When Kelowna masters boxer George Sanders stepped to the middle of the ring after his gold medal bout at the Ringside World Championships boxing tournament earlier this month, he felt he had earned a victory.
Fighting in the 125 pound masters division the 56-year-old Sanders had been the aggressor in the bout, seeming to out-class his opponent, American boxer Edmund Choi.
Watching video of the fight, Sanders dances out of his corner to begin each round, firing a quick jab throughout and landing more blows than his opponent.
But with the scorecards left up to the judges, Sanders didn’t hear his name called and instead lost a split decision with two judges awarding the bout to Choi, the defending champion, and one giving it to the Kelowna resident.
Both boxers appeared surprised at the decision when it was announced.
The result stung, but Sanders, a former decorated junior boxer, was more than happy with the way he boxed, less than three years after stepping back into the ring and after a nearly 20 year hiatus.
“I went to the tournament to win the belt so I’m disappointed I didn’t get it,” said Sanders. “If you see the video you will understand that I thought I won the bout but instead came out on the short side of a 2-1 split decision. I’m not hugely disappointed because I liked the way I boxed and I was able to perform on a big stage with all the expected pressure and intensity. Furthermore I can show the video of my ‘loss’ to any knowledgeable boxing person with a lot of pride.”
Watch Sanders bouts by following the links:
The World Ringside tournament is the largest boxing tournament in the world with over 1,500 athletes competing in the four day event. For masters boxers (over 40) the event is considered the world championships and Sanders had trained hard leading up to the tournament. Fighting in the 125 pound division the 5-foot-6 scrapper was sharp throughout the event, advancing to the final with a win over Mark Brown of Kansas.
It was a return to the ring for Sanders who stepped back into the sport about three years ago, joining the Kelowna Boxing Club as a way to get in better shape.
As a junior in North Vancouver, Sanders was a provincial champion and compiled a 9-2 record and as his skill set returned, so too did his interest in the sweet science and competing in the ring. He fought in a couple of exhibitions along the way and focussed on the world championships.
A father of two girls Sanders passion for boxing is back and his skill level has risen fast, giving him something to strive for in the world of masters boxing. He also credits coach Dave Habib for taking masters boxing seriously and working well with him.

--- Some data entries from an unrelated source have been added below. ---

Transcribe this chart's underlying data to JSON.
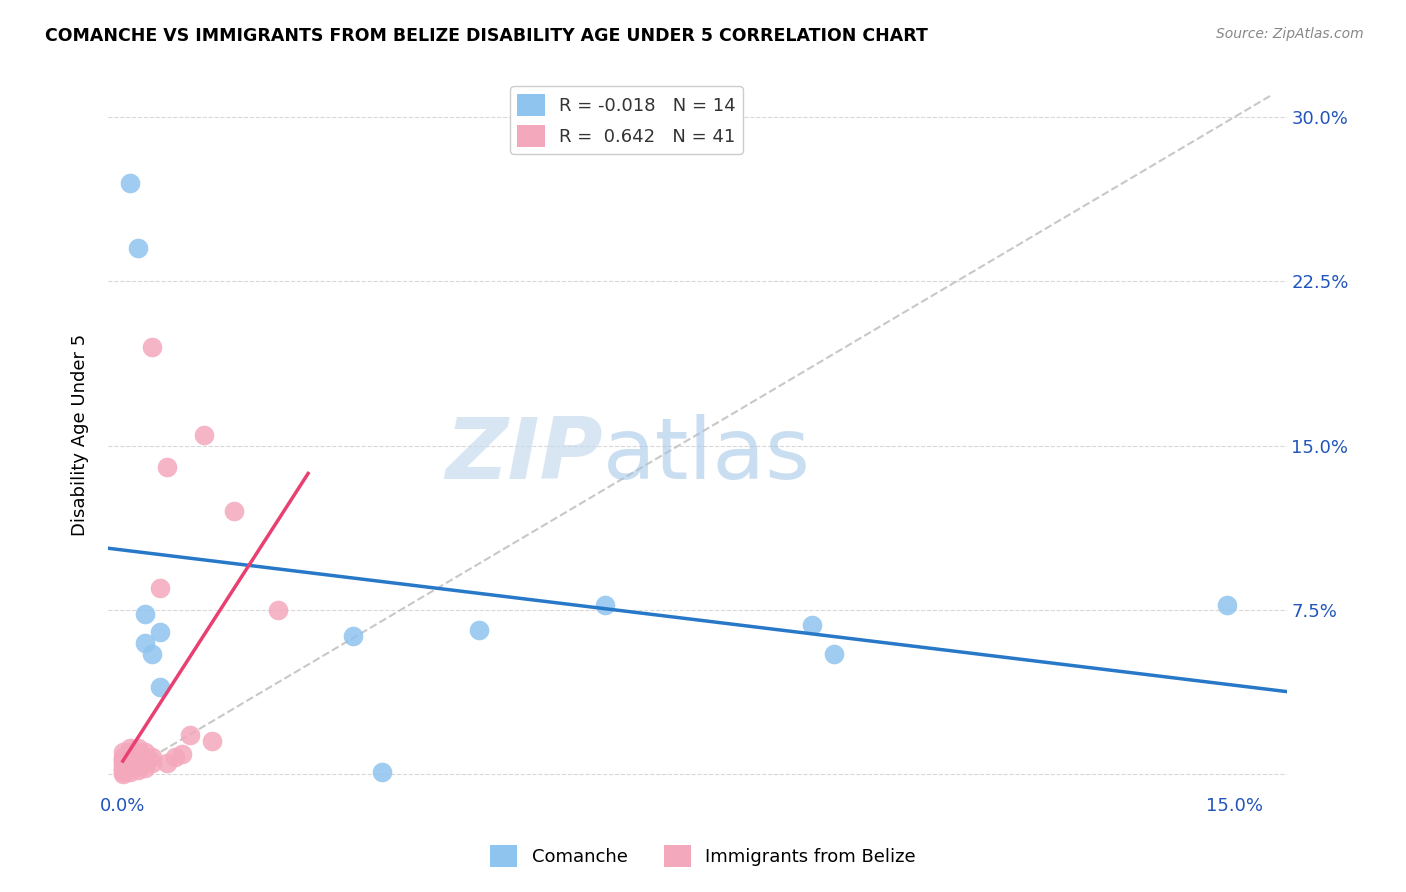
{
  "title": "COMANCHE VS IMMIGRANTS FROM BELIZE DISABILITY AGE UNDER 5 CORRELATION CHART",
  "source": "Source: ZipAtlas.com",
  "ylabel_label": "Disability Age Under 5",
  "x_ticks": [
    0.0,
    0.03,
    0.06,
    0.09,
    0.12,
    0.15
  ],
  "x_tick_labels": [
    "0.0%",
    "",
    "",
    "",
    "",
    "15.0%"
  ],
  "y_ticks": [
    0.0,
    0.075,
    0.15,
    0.225,
    0.3
  ],
  "y_tick_labels": [
    "",
    "7.5%",
    "15.0%",
    "22.5%",
    "30.0%"
  ],
  "xlim": [
    -0.002,
    0.157
  ],
  "ylim": [
    -0.008,
    0.318
  ],
  "watermark_zip": "ZIP",
  "watermark_atlas": "atlas",
  "legend_blue_label": "Comanche",
  "legend_pink_label": "Immigrants from Belize",
  "blue_R": "-0.018",
  "blue_N": "14",
  "pink_R": "0.642",
  "pink_N": "41",
  "blue_color": "#8EC4EE",
  "pink_color": "#F4A8BC",
  "trend_blue_color": "#2878C8",
  "trend_pink_color": "#E84070",
  "diagonal_color": "#C8C8C8",
  "blue_points_x": [
    0.001,
    0.002,
    0.003,
    0.003,
    0.004,
    0.005,
    0.005,
    0.031,
    0.035,
    0.048,
    0.065,
    0.093,
    0.096,
    0.149
  ],
  "blue_points_y": [
    0.27,
    0.24,
    0.073,
    0.06,
    0.055,
    0.065,
    0.04,
    0.063,
    0.001,
    0.066,
    0.077,
    0.068,
    0.055,
    0.077
  ],
  "pink_points_x": [
    0.0,
    0.0,
    0.0,
    0.0,
    0.0,
    0.0,
    0.0,
    0.0,
    0.0,
    0.0,
    0.0,
    0.001,
    0.001,
    0.001,
    0.001,
    0.001,
    0.001,
    0.001,
    0.002,
    0.002,
    0.002,
    0.002,
    0.002,
    0.002,
    0.003,
    0.003,
    0.003,
    0.003,
    0.004,
    0.004,
    0.004,
    0.005,
    0.006,
    0.006,
    0.007,
    0.008,
    0.009,
    0.011,
    0.012,
    0.015,
    0.021
  ],
  "pink_points_y": [
    0.0,
    0.001,
    0.002,
    0.002,
    0.003,
    0.004,
    0.005,
    0.006,
    0.007,
    0.008,
    0.01,
    0.001,
    0.003,
    0.005,
    0.007,
    0.008,
    0.01,
    0.012,
    0.002,
    0.004,
    0.006,
    0.007,
    0.009,
    0.012,
    0.003,
    0.005,
    0.007,
    0.01,
    0.005,
    0.008,
    0.195,
    0.085,
    0.005,
    0.14,
    0.008,
    0.009,
    0.018,
    0.155,
    0.015,
    0.12,
    0.075
  ]
}
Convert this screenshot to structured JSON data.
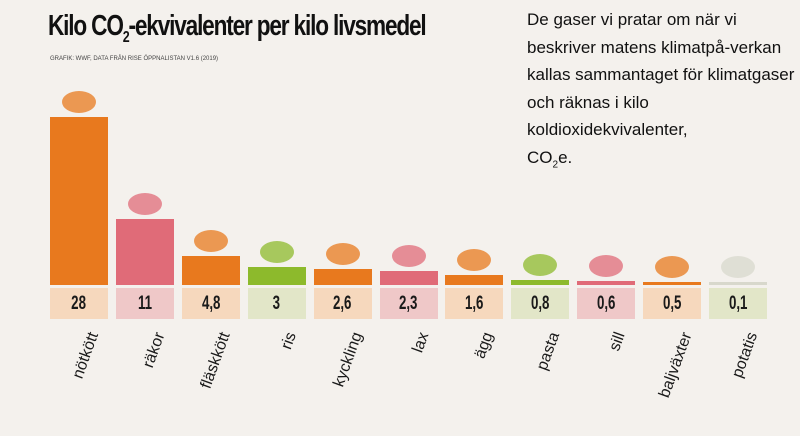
{
  "header": {
    "title_pre": "Kilo CO",
    "title_sub": "2",
    "title_post": "-ekvivalenter per kilo livsmedel",
    "source": "GRAFIK: WWF, DATA FRÅN RISE ÖPPNALISTAN V1.6 (2019)"
  },
  "description": {
    "text": "De gaser vi pratar om när vi beskriver matens klimatpå-verkan kallas sammantaget för klimatgaser och räknas i kilo koldioxidekvivalenter,",
    "co": "CO",
    "sub": "2",
    "end": "e."
  },
  "colors": {
    "orange": "#e8791e",
    "pink": "#e06b78",
    "green": "#8dba2c",
    "grey": "#d8d8cc",
    "orange_light": "#f6d8bd",
    "pink_light": "#efc8c8",
    "green_light": "#e2e6c8"
  },
  "chart_data": {
    "type": "bar",
    "title": "Kilo CO2-ekvivalenter per kilo livsmedel",
    "xlabel": "",
    "ylabel": "",
    "categories": [
      "nötkött",
      "räkor",
      "fläskkött",
      "ris",
      "kyckling",
      "lax",
      "ägg",
      "pasta",
      "sill",
      "baljväxter",
      "potatis"
    ],
    "values": [
      28,
      11,
      4.8,
      3,
      2.6,
      2.3,
      1.6,
      0.8,
      0.6,
      0.5,
      0.1
    ],
    "labels": [
      "28",
      "11",
      "4,8",
      "3",
      "2,6",
      "2,3",
      "1,6",
      "0,8",
      "0,6",
      "0,5",
      "0,1"
    ],
    "bar_colors": [
      "orange",
      "pink",
      "orange",
      "green",
      "orange",
      "pink",
      "orange",
      "green",
      "pink",
      "orange",
      "grey"
    ],
    "icons": [
      "steak-icon",
      "shrimp-icon",
      "sausage-icon",
      "rice-icon",
      "chicken-leg-icon",
      "salmon-icon",
      "egg-icon",
      "pasta-icon",
      "fish-icon",
      "beans-icon",
      "potato-icon"
    ],
    "ylim": [
      0,
      28
    ]
  }
}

“My skill level today is better than it was as a 17-year-old because Dave has taken me seriously as an athlete and taken the time to build on my skill foundation,” he said.
Finding bouts as a masters boxer at 125 pounds isn’t the easiest thing in the world. For now Sanders is continuing to train but there are no immediate bouts scheduled. He feels he has unfinished business at the Ringside World Championships and says by this time next year he will be a much improved boxer.